Le doy la bienvenida a esta carta, que en realidad pretende ser más que eso. Quiero que piense en estas letras como una máquina del tiempo o tal vez una ventana al pasado; incluso puede ser que sirva como un mapa de la memoria. Al final de todo, la pretensión final es que la historia pueda ser imaginada, compartida y pensada como una herramienta que nos muestre la posibilidad de transformación de nuestro rededor. Porque sí, esas fotografías polvosas que guardaba la abuela religiosamente en su ropero tienen mucho por seguir recordándonos en el presente.
Pero bueno, no dilatemos más la posibilidad de volar por la historia, aunque ahora que lo recuerdo ni siquiera me he presentado con quien me lee. Quien le escribe es el Tlacuache Cuentero, avecindado de esta frontera desde hace ya unos años y tilichero de historias, algunas viejas otras no tanto. Y justamente quiero contarle cómo es que yo me encontré con la posibilidad de volar por la historia.
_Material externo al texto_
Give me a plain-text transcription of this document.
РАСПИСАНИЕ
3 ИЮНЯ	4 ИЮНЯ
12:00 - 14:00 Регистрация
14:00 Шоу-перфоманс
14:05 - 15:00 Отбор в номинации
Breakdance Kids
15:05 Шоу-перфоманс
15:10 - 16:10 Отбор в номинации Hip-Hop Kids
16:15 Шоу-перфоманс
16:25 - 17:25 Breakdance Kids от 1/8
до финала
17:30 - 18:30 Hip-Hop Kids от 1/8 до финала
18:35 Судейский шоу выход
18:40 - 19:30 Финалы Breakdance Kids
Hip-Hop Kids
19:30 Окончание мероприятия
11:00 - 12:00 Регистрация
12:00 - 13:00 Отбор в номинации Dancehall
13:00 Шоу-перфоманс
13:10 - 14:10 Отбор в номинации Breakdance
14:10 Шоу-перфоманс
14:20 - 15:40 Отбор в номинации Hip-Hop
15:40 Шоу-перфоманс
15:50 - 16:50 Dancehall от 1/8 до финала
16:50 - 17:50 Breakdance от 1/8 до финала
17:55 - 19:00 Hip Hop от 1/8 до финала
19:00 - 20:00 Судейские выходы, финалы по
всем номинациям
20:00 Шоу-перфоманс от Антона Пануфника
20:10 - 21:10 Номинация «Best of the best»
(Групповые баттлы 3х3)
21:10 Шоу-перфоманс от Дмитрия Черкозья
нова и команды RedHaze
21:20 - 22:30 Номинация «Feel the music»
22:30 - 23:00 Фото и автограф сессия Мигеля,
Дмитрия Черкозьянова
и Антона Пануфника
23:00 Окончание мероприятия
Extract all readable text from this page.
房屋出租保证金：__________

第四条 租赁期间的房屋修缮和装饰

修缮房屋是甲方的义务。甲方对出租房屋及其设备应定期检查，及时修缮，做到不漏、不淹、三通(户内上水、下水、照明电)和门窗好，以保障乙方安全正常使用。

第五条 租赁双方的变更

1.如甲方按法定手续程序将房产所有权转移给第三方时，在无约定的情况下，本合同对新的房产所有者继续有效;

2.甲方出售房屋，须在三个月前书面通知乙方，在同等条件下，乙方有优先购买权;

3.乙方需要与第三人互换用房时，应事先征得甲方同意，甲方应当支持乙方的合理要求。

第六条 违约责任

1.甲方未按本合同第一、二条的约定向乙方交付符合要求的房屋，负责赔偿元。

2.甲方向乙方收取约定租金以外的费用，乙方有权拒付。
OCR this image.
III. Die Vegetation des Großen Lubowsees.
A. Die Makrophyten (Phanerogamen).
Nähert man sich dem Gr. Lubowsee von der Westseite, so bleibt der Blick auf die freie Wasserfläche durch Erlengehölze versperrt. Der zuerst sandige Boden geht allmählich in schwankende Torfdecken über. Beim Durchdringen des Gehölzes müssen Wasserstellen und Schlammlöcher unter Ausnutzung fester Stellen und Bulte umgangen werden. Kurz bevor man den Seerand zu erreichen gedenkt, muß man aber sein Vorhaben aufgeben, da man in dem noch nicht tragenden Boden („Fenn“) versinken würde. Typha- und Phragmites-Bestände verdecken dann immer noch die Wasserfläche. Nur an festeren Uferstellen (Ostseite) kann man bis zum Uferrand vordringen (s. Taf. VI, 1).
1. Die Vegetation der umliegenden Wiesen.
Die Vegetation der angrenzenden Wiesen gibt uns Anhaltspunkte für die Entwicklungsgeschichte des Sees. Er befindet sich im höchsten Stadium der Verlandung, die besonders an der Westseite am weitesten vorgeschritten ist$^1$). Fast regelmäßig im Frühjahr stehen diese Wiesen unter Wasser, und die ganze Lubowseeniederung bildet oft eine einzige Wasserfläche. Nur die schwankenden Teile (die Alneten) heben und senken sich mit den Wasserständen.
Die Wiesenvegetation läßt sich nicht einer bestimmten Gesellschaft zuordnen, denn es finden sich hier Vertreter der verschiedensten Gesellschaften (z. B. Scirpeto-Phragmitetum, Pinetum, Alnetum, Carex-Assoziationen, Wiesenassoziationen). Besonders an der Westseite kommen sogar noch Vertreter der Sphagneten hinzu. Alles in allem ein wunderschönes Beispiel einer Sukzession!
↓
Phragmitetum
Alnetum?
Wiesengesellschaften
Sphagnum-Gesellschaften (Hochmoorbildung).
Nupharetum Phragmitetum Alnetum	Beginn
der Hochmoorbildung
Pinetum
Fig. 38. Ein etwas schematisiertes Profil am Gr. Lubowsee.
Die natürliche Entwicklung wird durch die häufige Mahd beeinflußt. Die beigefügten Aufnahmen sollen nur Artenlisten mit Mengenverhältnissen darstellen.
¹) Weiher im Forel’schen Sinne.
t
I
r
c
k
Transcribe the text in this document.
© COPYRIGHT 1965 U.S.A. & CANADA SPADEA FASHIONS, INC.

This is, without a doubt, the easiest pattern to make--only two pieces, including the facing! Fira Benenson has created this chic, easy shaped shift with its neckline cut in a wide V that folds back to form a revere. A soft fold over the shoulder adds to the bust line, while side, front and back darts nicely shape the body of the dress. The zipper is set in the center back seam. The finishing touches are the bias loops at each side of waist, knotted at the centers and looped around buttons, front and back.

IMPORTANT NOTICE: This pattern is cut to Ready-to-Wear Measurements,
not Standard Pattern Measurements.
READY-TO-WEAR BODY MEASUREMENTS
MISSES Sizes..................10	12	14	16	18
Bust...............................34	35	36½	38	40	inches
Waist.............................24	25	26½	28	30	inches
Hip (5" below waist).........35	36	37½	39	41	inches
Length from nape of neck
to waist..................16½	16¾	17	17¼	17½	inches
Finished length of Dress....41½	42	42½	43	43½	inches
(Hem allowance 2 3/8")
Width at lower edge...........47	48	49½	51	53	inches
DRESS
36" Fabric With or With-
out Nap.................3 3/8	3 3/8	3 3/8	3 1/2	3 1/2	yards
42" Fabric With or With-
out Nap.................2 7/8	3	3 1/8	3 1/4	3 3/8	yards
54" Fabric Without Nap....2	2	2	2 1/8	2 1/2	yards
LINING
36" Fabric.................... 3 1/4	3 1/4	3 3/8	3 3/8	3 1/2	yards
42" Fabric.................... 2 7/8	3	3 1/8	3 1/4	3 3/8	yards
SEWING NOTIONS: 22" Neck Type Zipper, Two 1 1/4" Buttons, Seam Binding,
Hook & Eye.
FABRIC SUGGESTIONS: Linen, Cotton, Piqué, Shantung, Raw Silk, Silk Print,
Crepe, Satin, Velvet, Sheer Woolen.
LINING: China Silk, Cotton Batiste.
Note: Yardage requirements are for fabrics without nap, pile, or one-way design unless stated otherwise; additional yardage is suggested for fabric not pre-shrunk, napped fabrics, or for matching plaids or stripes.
Todo aconteció a orillas de nuestro río Bravo, una mañana como todas en el Valle de Juárez, soleada y fresca. Dando mi caminata matutina me topé con una vieja amiga, Tita, una tortuga de río con más de cien años. O sea que ha visto de todo. Ese día Tita estaba tomando su desayuno cuando la vi. Fue ahí donde me preguntó si ya había viajado por el Bravo. Su pregunta me sorprendió pues ahí me di cuenta que en realidad nunca había navegado por esas aguas, a pesar de recorrer su rivera mucho tiempo.
Es así que me invitó a viajar por esa corriente sobre su caparazón, cual barco de vapor. Velas izadas empecé a tener un paisaje nunca antes visto, ese río era enorme. Al voltear hacia los lados noté a los pececillos que iban apresurados. Los campos se asomaban y el viento parecía sonreírnos con su brisa. Todo era mágico, cuando de pronto las nubes se arremolinaron hasta cerrarse por completo. Pasando de la claridad a lo que parecía ser una tormenta eléctrica.
Tita avanzaba cada vez más rápido hasta que de repente lo que parecía ser un rayo casi nos impacta. Cerré los ojos durante unos segundos por el estruendo, al abrirlos nuevamente el cielo se estaba despejando. Estaba un poco aturdido por lo ocurrido, cuando Tita ya se acercaba a la orilla para dar el viaje por concluido. Habíamos avanzado unos kilómetros río abajo, todo parecía normal. Pero pronto Tita me dijo: “Bueno, querías viajar en el tiempo, ¿cierto?”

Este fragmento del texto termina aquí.